Die Pflegeblöcke zielen darauf ab, die Last der unbezahlten Pflegearbeit neu zu verteilen und ihren wirtschaftlichen und sozialen Wert anzuerkennen. Rachel Cohen Booth, eine leitende Korrespondentin für Vox, berichtete, dass die Initiative darauf abzielt, die Zeitarmut vieler Frauen zu lindern, die einen erheblichen Teil ihres Tages mit unbezahlten Aufgaben verbringen.
Das Programm funktioniert, indem es verschiedene Dienstleistungen an einem Ort zentralisiert und sie so für die Einwohner leichter zugänglich macht.
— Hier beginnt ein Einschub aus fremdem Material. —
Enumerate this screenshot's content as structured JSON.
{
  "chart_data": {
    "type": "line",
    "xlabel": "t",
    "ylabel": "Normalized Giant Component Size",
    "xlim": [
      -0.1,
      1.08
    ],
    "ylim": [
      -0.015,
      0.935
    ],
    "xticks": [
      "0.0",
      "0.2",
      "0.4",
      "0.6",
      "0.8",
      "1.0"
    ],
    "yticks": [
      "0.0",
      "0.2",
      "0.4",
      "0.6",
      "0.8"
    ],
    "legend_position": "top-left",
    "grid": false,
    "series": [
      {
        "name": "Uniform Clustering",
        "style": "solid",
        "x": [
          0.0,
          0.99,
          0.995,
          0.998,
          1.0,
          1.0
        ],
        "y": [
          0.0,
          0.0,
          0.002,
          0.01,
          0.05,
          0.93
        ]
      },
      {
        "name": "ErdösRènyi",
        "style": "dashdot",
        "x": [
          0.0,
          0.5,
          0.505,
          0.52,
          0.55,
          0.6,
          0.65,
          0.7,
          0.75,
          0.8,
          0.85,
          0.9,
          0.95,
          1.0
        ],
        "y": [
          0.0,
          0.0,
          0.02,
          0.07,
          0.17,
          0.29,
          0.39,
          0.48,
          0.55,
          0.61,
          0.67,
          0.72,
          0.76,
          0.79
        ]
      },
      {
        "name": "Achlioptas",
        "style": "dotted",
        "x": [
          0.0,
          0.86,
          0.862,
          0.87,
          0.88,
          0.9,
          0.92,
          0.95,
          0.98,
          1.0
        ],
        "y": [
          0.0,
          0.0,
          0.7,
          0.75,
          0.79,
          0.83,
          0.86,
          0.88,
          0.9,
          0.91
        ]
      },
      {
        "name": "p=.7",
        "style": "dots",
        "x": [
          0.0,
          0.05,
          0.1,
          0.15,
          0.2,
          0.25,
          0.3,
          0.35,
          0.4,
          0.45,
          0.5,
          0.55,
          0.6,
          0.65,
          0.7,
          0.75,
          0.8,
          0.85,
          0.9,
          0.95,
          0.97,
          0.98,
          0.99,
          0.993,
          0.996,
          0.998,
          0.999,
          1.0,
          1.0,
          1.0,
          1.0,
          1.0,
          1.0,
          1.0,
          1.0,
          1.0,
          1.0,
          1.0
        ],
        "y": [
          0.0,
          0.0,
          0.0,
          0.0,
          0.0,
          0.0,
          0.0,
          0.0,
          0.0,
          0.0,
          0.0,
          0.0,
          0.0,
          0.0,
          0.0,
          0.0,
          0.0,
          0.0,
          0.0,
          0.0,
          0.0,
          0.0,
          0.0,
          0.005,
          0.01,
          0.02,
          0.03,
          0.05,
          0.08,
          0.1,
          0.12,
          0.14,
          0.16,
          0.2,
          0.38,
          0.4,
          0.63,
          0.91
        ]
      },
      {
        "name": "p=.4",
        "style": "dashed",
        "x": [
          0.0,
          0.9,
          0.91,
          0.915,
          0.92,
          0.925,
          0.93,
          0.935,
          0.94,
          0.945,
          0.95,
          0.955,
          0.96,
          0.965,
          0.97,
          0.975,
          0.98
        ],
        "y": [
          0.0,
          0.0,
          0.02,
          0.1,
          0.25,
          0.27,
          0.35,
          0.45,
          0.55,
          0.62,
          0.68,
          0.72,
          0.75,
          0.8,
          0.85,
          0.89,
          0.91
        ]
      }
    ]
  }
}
Dazu gehören nicht nur die Kinderbetreuung, sondern auch Bildungsangebote für Frauen, wie z. B. Berufsausbildungen und Alphabetisierungskurse. Ziel ist es, Frauen wirtschaftlich und sozial zu stärken und gleichzeitig eine qualitativ hochwertige Betreuung von Kindern und anderen Angehörigen zu gewährleisten.
Die Initiative in Bogotá hat internationale Aufmerksamkeit als potenzielles Modell für andere Städte erregt, die mit ähnlichen Herausforderungen zu kämpfen haben. Das Konzept der Anerkennung und Wertschätzung unbezahlter Pflegearbeit gewinnt weltweit an Bedeutung, und politische Entscheidungsträger prüfen Möglichkeiten, es in die Wirtschafts- und Sozialpolitik zu integrieren.
Die langfristigen Auswirkungen des Pflegeblockprogramms werden noch evaluiert, aber erste Anzeichen deuten auf positive Ergebnisse sowohl für die Pflegenden als auch für die Pflegebedürftigen hin. Das Programm wird ständig weiterentwickelt, und es ist geplant, seine Reichweite und seine Dienstleistungen in den kommenden Jahren auszubauen.